PRÓS
Sim, um jogo de filme que presta
Visual simples e carismático
Dificuldade na medida certa
Narrativa divertida de se acompanhar
CONTRAS
O combate podia ser mais variado
Vamos à ironia: Enquanto nossos poderosos consoles atuais ainda sofrem um bocado para adaptar grandes produções do cinema para jogos igualmente divertidos, portáteis como o Nintendo DS já superaram tal barreira algumas vezes, sobretudo, no que diz respeito aos jogos da Disney. Prince Caspian já havia tentado algo interessante e mereceu condecoração aqui no GameStart, porém, Alice in Wonderland foi bem mais longe.
A trama é a que todo mundo já deve ter ouvido falar, apenas com um novo tempero para pegar novos e velhos de surpresa. Nela, Alice acaba escorregando pela toca do coelho e vai parar na chamada Underland, uma terra sombria ameaçada pela tirania e a opressão da Rainha Vermelha e do monstruoso Jabberwocky. Assim, a missão da loirinha acaba sendo encontrar a lendária Espada Vorpal, que colocaria os vilões em seus devidos lugares, leia-se, na cova.
De tudo que o jogo poderia aproveitar do seu irmão cinematográfico, ele pega apenas o descrito acima, o background. A desenvolvedora francesa, Etranges Libellules, optou pelo caminho mais difícil e criou tudo do zero. Uma identidade visual, uma jogabilidade diferenciada e uma trilha sonora adequada que se aproxima da do filme sem copiá-la literalmente. Não preciso dizer que só a atitude já merece muitos pontos, porém, espere até eu falar do resultado.
O que se deu então foi um jogo único, de visual simples no qual os cenários e os personagens parecem pincelados em nanquim, enquanto os fundos se destacam como molduras de uma determinada cor. A combinação dá uma sensação do que seriam gravuras de livro em movimento, o que casa diretamente com as raízes fabulosas do título e dá muito mais vida para a ação bidimensional proposta.
Então, falando em proposta, o jogo é muito mais inteligente do que qualquer cético esperaria de uma adaptação de cinema voltada para os mais novos. Nele você controla Alice e, embora ela seja a estrela, quem faz todo o trabalho é o panteão de amigos antropomórficos que ela faz em Underland: do coelho McTwisp, ao famosíssimo gato Chessur e o alegre Chapeleiro Maluco, que não é estrelinha como no filme, mas igualmente importante para a progressão do jogo.
Não só ele, claro, mas todos os personagens que você encontra pela frente. O coração da ação é justamente a manipulação da habilidade de cada um para que Alice possa viajar pelos cenários. Coisas como utilizar o poder de controle do tempo do Coelho Branco para que uma árvore cresça rapidamente e forme uma passagem; ou Chessur, que pode fazer objetos desaparecerem num passe de mágica. Cada novo membro da sua equipe oferece novas possibilidades, com direito até a novas habilidades conforme você progride.

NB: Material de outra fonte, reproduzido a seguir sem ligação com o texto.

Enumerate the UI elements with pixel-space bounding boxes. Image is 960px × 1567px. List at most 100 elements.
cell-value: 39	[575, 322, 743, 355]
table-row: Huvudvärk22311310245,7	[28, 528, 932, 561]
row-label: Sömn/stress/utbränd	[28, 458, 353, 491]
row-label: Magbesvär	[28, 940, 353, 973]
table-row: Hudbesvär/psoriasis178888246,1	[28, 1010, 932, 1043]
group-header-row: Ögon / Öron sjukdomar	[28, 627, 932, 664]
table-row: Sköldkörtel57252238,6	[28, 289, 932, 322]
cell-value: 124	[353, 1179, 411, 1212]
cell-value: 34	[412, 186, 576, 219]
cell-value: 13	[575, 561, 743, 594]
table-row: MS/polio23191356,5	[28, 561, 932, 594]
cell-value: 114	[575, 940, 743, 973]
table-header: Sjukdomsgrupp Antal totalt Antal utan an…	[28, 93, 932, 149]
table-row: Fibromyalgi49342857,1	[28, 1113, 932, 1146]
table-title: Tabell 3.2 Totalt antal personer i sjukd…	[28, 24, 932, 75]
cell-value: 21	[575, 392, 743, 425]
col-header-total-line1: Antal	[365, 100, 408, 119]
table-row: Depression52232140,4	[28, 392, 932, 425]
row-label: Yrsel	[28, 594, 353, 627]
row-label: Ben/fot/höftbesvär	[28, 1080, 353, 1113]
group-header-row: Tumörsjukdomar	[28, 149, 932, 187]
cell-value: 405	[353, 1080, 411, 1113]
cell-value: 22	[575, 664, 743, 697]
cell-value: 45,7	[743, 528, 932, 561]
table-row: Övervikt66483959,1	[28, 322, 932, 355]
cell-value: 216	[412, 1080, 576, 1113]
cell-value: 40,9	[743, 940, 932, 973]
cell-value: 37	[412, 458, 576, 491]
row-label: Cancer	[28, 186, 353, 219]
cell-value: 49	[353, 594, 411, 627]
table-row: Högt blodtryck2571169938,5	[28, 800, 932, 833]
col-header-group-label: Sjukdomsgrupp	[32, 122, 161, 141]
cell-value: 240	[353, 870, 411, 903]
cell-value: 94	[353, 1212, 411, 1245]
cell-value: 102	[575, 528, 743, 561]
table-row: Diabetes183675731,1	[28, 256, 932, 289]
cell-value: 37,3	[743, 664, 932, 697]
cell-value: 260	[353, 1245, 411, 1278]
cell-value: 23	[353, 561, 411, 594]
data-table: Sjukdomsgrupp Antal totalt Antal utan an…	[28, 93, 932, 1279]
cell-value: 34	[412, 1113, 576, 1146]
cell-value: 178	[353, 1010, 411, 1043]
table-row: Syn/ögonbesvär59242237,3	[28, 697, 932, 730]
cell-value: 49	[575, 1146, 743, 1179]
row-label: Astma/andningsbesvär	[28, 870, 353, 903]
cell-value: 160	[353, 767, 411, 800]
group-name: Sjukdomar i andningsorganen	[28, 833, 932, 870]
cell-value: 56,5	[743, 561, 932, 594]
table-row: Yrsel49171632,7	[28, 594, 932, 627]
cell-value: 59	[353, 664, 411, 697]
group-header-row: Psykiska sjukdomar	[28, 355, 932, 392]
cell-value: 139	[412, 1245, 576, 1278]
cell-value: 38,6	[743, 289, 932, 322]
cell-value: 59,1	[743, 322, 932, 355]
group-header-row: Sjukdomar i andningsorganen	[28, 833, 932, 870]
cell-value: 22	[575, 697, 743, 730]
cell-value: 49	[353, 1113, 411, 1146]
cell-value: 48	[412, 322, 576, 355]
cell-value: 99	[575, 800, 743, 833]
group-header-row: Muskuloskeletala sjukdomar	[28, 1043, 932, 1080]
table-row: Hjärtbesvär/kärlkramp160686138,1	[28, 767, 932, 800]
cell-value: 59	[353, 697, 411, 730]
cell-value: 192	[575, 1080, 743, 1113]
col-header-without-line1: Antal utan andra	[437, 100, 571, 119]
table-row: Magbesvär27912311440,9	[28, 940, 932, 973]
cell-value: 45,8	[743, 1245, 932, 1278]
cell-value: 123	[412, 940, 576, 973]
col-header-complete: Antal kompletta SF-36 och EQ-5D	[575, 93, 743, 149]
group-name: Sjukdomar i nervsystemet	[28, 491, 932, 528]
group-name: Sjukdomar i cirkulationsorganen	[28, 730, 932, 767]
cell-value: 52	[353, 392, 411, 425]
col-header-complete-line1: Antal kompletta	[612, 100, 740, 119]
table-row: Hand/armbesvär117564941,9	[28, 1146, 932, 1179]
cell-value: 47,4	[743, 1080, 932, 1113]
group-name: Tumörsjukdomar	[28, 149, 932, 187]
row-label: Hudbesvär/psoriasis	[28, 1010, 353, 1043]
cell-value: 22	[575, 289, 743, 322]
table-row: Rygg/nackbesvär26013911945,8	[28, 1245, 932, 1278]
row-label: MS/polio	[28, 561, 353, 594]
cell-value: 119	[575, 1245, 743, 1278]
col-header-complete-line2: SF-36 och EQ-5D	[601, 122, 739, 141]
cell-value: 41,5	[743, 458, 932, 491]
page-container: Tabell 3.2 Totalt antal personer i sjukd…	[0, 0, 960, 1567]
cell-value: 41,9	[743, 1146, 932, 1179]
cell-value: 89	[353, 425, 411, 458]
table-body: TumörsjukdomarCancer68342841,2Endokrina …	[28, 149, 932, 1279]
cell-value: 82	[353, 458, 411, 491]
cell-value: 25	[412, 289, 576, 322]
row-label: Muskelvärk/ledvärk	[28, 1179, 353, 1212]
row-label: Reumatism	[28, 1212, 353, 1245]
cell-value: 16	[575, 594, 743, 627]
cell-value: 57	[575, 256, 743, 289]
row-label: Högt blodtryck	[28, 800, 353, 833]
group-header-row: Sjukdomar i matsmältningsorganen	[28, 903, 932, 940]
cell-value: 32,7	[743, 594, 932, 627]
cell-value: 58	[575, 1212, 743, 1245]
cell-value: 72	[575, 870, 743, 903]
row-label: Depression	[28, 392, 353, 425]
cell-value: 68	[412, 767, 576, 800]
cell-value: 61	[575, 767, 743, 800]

O melhor é que nada no jogo chega a ser realmente difícil, o que não quer dizer que ele entregue as soluções de mão beijada, uma coisa que jogos infantis tendem a fazer e muito ultimamente. Quem não lembra dos bons tempos de Pocahontas no Mega Drive, que aliás, tinha um desafio na mesma natureza deste? Pois então, não há porque subestimar os mais novos e Alice in Wonderland percebeu isso a ponto de criar um jogo acessível e inteligente o suficiente para desafiar de diferentes formas todas as idades.
Ele até tenta um combate, algo derivado do clássico Ico, no qual as cartas-soldados da Rainha Vermelha surgem sempre que você deixa Alice sozinha por muito tempo. Tais porções só não divertem tanto quanto o resto do jogo por faltar variação. Derrotar as cartas é sempre igual, com cortes e toques da sua stylus, tornando tudo tedioso depois de alguns encontros violentos. Há ainda alguns inimigos que não seguem esta lei a risca, obrigando você a se esquivar e dosar suas investidas, mas não chega a ser o suficiente para dizer que o combate adiciona à experiência.
Longe de ser um sonho: Alice in Wonderland é uma adaptação mais que vitoriosa de uma produção cinematográfica. É um jogo que se coloca em pé com seus próprios méritos, seja por sua narrativa inocente, seu visual único e marcante, ou claro, a jogabilidade variada e imaginativa que consegue divertir jogadores de todas as idades. Quando você trabalha há tempos nesse ramo, um caso como este é uma das melhores coisas que podem acontecer no seu dia-a-dia, quando uma obra que não prometia nada impressiona tanto. Se ao menos todos desenvolvedores fossem tão longe com suas licenças, né Ubisoft?